« bancassurance » : attention aux risques de déséquilibres contractuels ![]() |
L’assurance est l’un des piliers de notre société moderne industrialisée. Les activités humaines se complexifiant, s’industrialisant, se multipliant, elles génèrent des risques accrus qui engendrent un sentiment d’injustice au détriment de ceux qui les subissent. Dans un contexte où la recherche du « risque zéro » est inéluctable, la chasse aux responsables est lancée. Et l’assurance est appréhendée comme un recours systématique qui ne supprime pas le risque mais qui en atténue les conséquences. |
Plus récemment, s’est déployée l’assurance d’assistance : assurance de protection juridique, pendant d’une société toujours plus judiciarisée, l’assurance crédit afin de faire face aux risques liés à la société de consommation et au surendettement.
La crise financière qui sévit en ce début de XXIème siècle et qui génère des craintes auprès des différents acteurs de la société et notamment des groupes bancaires, pourrait inviter ces derniers à persévérer dans une activité assez récente, la « bancassurance ».
Les banques offrent de plus en plus de produits d’assurance à leurs clients : par exemple, la souscription d’une assurance des moyens de paiement (perte de carte bancaire, de chéquier …) ou l’assurance de perte de revenus (chômage, invalidité …) associée à la tenue d’un compte courant. Elles distribuent des produits d’épargne, de prévoyance et d’assurance-dommages.

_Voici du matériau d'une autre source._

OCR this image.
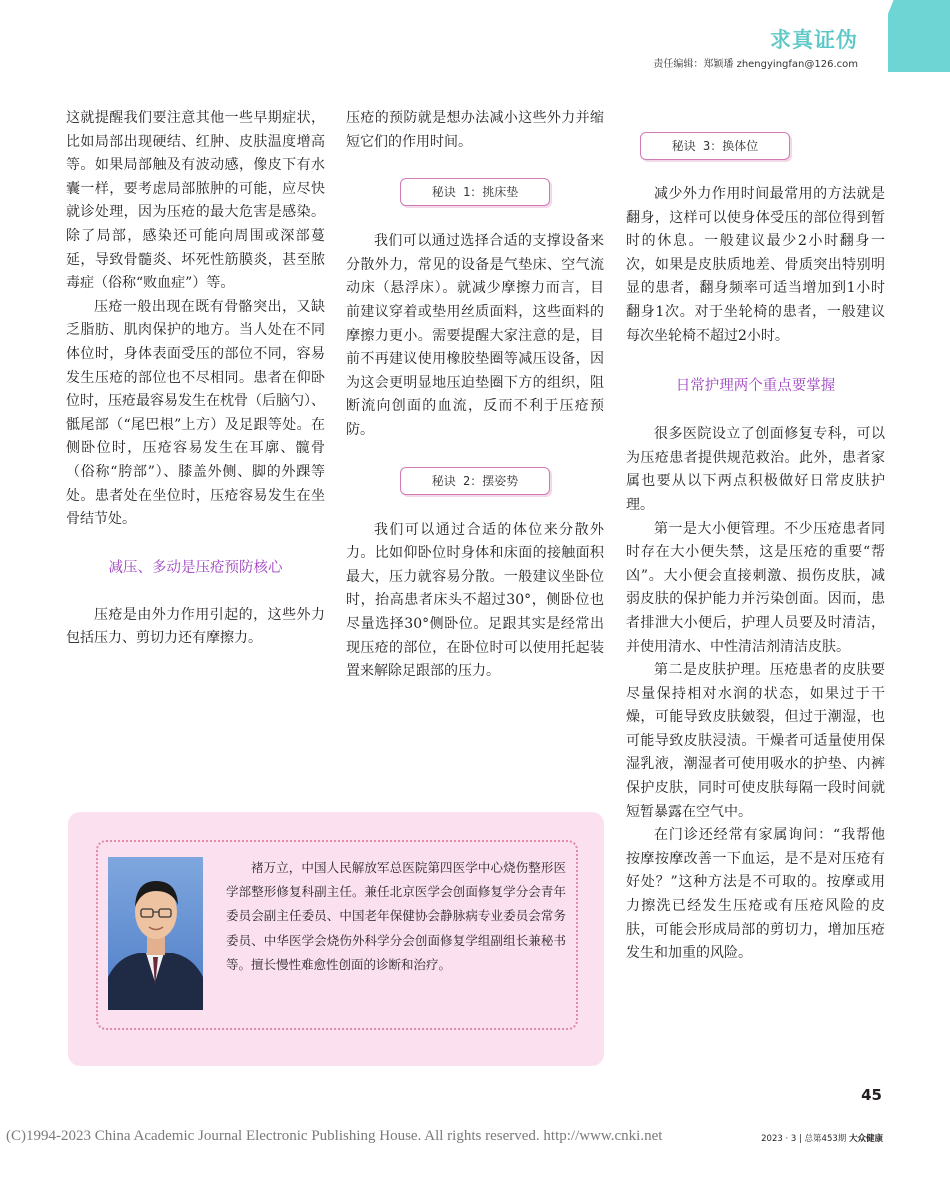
求真证伪
责任编辑：郑颖璠 zhengyingfan@126.com

这就提醒我们要注意其他一些早期症状，比如局部出现硬结、红肿、皮肤温度增高等。如果局部触及有波动感，像皮下有水囊一样，要考虑局部脓肿的可能，应尽快就诊处理，因为压疮的最大危害是感染。除了局部，感染还可能向周围或深部蔓延，导致骨髓炎、坏死性筋膜炎，甚至脓毒症（俗称“败血症”）等。

压疮一般出现在既有骨骼突出，又缺乏脂肪、肌肉保护的地方。当人处在不同体位时，身体表面受压的部位不同，容易发生压疮的部位也不尽相同。患者在仰卧位时，压疮最容易发生在枕骨（后脑勺）、骶尾部（“尾巴根”上方）及足跟等处。在侧卧位时，压疮容易发生在耳廓、髋骨（俗称“胯部”）、膝盖外侧、脚的外踝等处。患者处在坐位时，压疮容易发生在坐骨结节处。

减压、多动是压疮预防核心

压疮是由外力作用引起的，这些外力包括压力、剪切力还有摩擦力。

压疮的预防就是想办法减小这些外力并缩短它们的作用时间。

秘诀 1：挑床垫

我们可以通过选择合适的支撑设备来分散外力，常见的设备是气垫床、空气流动床（悬浮床）。就减少摩擦力而言，目前建议穿着或垫用丝质面料，这些面料的摩擦力更小。需要提醒大家注意的是，目前不再建议使用橡胶垫圈等减压设备，因为这会更明显地压迫垫圈下方的组织，阻断流向创面的血流，反而不利于压疮预防。

秘诀 2：摆姿势

我们可以通过合适的体位来分散外力。比如仰卧位时身体和床面的接触面积最大，压力就容易分散。一般建议坐卧位时，抬高患者床头不超过30°，侧卧位也尽量选择30°侧卧位。足跟其实是经常出现压疮的部位，在卧位时可以使用托起装置来解除足跟部的压力。

秘诀 3：换体位

减少外力作用时间最常用的方法就是翻身，这样可以使身体受压的部位得到暂时的休息。一般建议最少2小时翻身一次，如果是皮肤质地差、骨质突出特别明显的患者，翻身频率可适当增加到1小时翻身1次。对于坐轮椅的患者，一般建议每次坐轮椅不超过2小时。

日常护理两个重点要掌握

很多医院设立了创面修复专科，可以为压疮患者提供规范救治。此外，患者家属也要从以下两点积极做好日常皮肤护理。

第一是大小便管理。不少压疮患者同时存在大小便失禁，这是压疮的重要“帮凶”。大小便会直接刺激、损伤皮肤，减弱皮肤的保护能力并污染创面。因而，患者排泄大小便后，护理人员要及时清洁，并使用清水、中性清洁剂清洁皮肤。

第二是皮肤护理。压疮患者的皮肤要尽量保持相对水润的状态，如果过于干燥，可能导致皮肤皴裂，但过于潮湿，也可能导致皮肤浸渍。干燥者可适量使用保湿乳液，潮湿者可使用吸水的护垫、内裤保护皮肤，同时可使皮肤每隔一段时间就短暂暴露在空气中。

在门诊还经常有家属询问：“我帮他按摩按摩改善一下血运，是不是对压疮有好处？”这种方法是不可取的。按摩或用力擦洗已经发生压疮或有压疮风险的皮肤，可能会形成局部的剪切力，增加压疮发生和加重的风险。

褚万立，中国人民解放军总医院第四医学中心烧伤整形医学部整形修复科副主任。兼任北京医学会创面修复学分会青年委员会副主任委员、中国老年保健协会静脉病专业委员会常务委员、中华医学会烧伤外科学分会创面修复学组副组长兼秘书等。擅长慢性难愈性创面的诊断和治疗。
45
(C)1994-2023 China Academic Journal Electronic Publishing House. All rights reserved. http://www.cnki.net	2023 · 3 | 总第453期 大众健康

De leur côté, les compagnies d’assurance se livrent à une concurrence effrénée pour développer des produits bancaires dans le cadre d’une activité appelée « assurbanque ». C’est ainsi que certaines compagnies d’assurance propose le crédit, le livret et s’apprête à lancer le compte bancaire.
Ces nouveaux services « tout en un » que sont la « bancassurance » et l’ « assurbanque » présentent l’avantage de permettre au client, particulier ou entreprise, de n’avoir plus qu’un seul interlocuteur qui maîtrise la situation financière de ce dernier.
Juridiquement, ces nouvelles activités combinant les deux secteurs réglementés de la banque et de l’assurance, supposent la souscription à des contrats d’adhésion plus complexes et éventuellement dangereux pour les non initiés qui sont en droit d’attendre la sécurité juridique.
Elles requièrent donc une double compétence en droit bancaire et en droit des assurances.
Une grande partie des règles de l’assurance est contenue dans le Code des assurances consacré aux différentes formes d’assurance ainsi qu’à l’organisation et au contrôle des compagnies d’assurance.
Le droit bancaire réunit outre le droit du code civil, d’innombrables textes réglementaires non codifiés qui requièrent des compétences juridiques appropriées.
Ces produits de « bancassurance » ou d’ « assurbanque » sont les prototypes du contrat d’adhésion dans lesquels se confrontent les intérêts du profane pouvant être aussi bien le consommateur lambda qu’une entreprise non avertie et ceux du professionnel « bancassureur » ou « assurbanquier ».
Certes, le secteur bancaire et celui de l’assurance sont fortement réglementés puisque l’Etat a opéré un contrôle sur les entreprises de banque et d’assurance en encadrant le contenu des contrats, en leur imposant des obligations afin d’informer le souscripteur sur le contenu de ses obligations, en veillant à garantir l’équilibre du contrat au moyen de règles relatives aux modalités d’indemnisation des sinistres ou à assurer la proportionnalité de la prime au risque qui sanctionne les inexactitudes dans la déclaration de l’assuré.
Force est d’admettre que dans ce contexte où les règlementations applicables toujours plus complexes s’entrelacent, le contenu des contrats indirectement contrôlés par l’autorité étatique, leur interprétation vérifiée par la jurisprudence, il est concevable que des différends puissent naître entre les entreprises qui déploient des activités génératrices de risques à tous les stades de la fabrication et de la production (construction, industrie, ingénierie, expertise, fabrication …) dont la spécialité n’est ni celle de la banque ni celle de l’assurance et qui n’ont d’autre possibilité que de s’arroger les services d’un professionnel rôdé aux méthodes contractuelles dans les domaines les plus réglementés et qui leur prodiguera les meilleurs conseils.